Nous.Plugins.InputGuard (nous v0.17.0)

Modular malicious input classifier plugin.

InputGuard detects prompt injection, jailbreak attempts, and other malicious inputs using a composable strategy pattern. Detection backends, aggregation modes, and policy actions are all configurable.

Architecture

User Input → InputGuard (before_request hook)
               ├─ Strategy 1: Pattern matching
               ├─ Strategy 2: LLM Judge
               ├─ Strategy N: Custom function
               ↓
             Aggregator (any / majority / all)
               ↓
             Policy (block / warn / log / callback)
               ↓
             Modified Context (or halted execution)

Configuration

Store configuration in deps under the :input_guard_config key:

agent = Nous.new("openai:gpt-4",
  plugins: [Nous.Plugins.InputGuard]
)

{:ok, result} = Nous.run(agent, "Hello",
  deps: %{
    input_guard_config: %{
      strategies: [
        {Nous.Plugins.InputGuard.Strategies.Pattern, []},
        {Nous.Plugins.InputGuard.Strategies.LLMJudge, model: "openai:gpt-4o-mini"},
        {MyApp.InputGuard.Blocklist, words: ["hack", "exploit"]}
      ],
      policy: %{suspicious: :warn, blocked: :block},
      aggregation: :any,
      short_circuit: false,
      on_violation: &MyApp.log_violation/1,
      skip_empty: true
    }
  }
)

Configuration Options

:strategies — List of {module, keyword_opts} tuples. Each module must implement Nous.Plugins.InputGuard.Strategy. Default: [{Strategies.Pattern, []}]
:policy — Map of severity to action. Default: %{suspicious: :warn, blocked: :block}
:aggregation — How to combine results from multiple strategies. :any (default) flags if any strategy flags, :majority if more than half flag, :all only if every strategy flags.
:short_circuit — When true, stops running strategies on first :blocked result. Default: false
:fail_closed — How to treat strategies that error or time out ("dropped" strategies). When true, a dropped strategy upgrades an otherwise-:safe verdict to :suspicious, so a crashed/timed-out detector can't silently let input through. Defaults to true when aggregation: :any (where a single surviving detector decides), false for :majority/:all (which already count dropped strategies against the configured denominator).
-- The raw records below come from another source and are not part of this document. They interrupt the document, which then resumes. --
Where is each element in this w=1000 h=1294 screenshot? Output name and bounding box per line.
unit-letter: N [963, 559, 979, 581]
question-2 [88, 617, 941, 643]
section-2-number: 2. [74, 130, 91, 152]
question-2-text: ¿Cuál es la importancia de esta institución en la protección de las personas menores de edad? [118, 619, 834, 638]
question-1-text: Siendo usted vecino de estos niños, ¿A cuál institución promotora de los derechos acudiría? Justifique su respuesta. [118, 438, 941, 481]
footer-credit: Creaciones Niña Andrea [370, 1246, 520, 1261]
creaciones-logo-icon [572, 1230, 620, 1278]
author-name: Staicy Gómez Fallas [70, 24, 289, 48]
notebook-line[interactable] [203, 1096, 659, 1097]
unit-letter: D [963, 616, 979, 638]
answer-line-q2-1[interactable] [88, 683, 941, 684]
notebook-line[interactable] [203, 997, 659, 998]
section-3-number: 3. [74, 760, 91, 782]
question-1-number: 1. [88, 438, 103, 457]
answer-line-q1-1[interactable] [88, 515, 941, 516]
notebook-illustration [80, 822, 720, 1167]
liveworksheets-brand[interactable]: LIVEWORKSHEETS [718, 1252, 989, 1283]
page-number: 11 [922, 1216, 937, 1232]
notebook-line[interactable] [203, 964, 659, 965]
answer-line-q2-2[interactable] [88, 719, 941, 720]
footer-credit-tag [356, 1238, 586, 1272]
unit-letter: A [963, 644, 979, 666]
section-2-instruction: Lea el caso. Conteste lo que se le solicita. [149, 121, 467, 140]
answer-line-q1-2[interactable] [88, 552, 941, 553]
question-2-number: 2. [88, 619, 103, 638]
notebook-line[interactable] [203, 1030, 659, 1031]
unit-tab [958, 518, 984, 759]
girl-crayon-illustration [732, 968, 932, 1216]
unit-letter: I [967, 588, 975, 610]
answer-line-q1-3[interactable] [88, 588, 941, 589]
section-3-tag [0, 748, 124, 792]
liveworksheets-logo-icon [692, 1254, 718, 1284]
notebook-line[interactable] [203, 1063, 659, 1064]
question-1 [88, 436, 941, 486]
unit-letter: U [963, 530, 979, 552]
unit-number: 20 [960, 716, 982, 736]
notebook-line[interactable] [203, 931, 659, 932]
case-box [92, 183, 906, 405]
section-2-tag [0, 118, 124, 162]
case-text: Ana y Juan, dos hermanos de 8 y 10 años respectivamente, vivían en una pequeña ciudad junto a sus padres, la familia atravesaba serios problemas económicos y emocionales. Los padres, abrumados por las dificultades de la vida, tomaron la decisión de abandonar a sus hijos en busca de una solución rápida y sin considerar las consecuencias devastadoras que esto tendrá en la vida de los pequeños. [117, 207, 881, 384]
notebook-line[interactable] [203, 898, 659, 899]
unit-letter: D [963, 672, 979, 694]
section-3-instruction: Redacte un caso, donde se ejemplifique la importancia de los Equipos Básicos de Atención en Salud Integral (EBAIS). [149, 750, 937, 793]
Dropped strategies always emit a Logger warning and a [:nous, :input_guard, :strategy_dropped] telemetry event.
:strategy_timeout — Per-strategy timeout in ms for the parallel (non-short-circuit) path; a strategy exceeding it is killed and counts as dropped. Default: 30_000
:on_violation — Optional callback function fn result -> ... end called when input is flagged.
:skip_empty — Skip checking empty or whitespace-only messages. Default: true

Streaming Limitation

InputGuard operates via the before_request plugin hook, which is not invoked during run_stream in AgentRunner. When using streaming, InputGuard will not apply — validate input before calling run_stream if needed.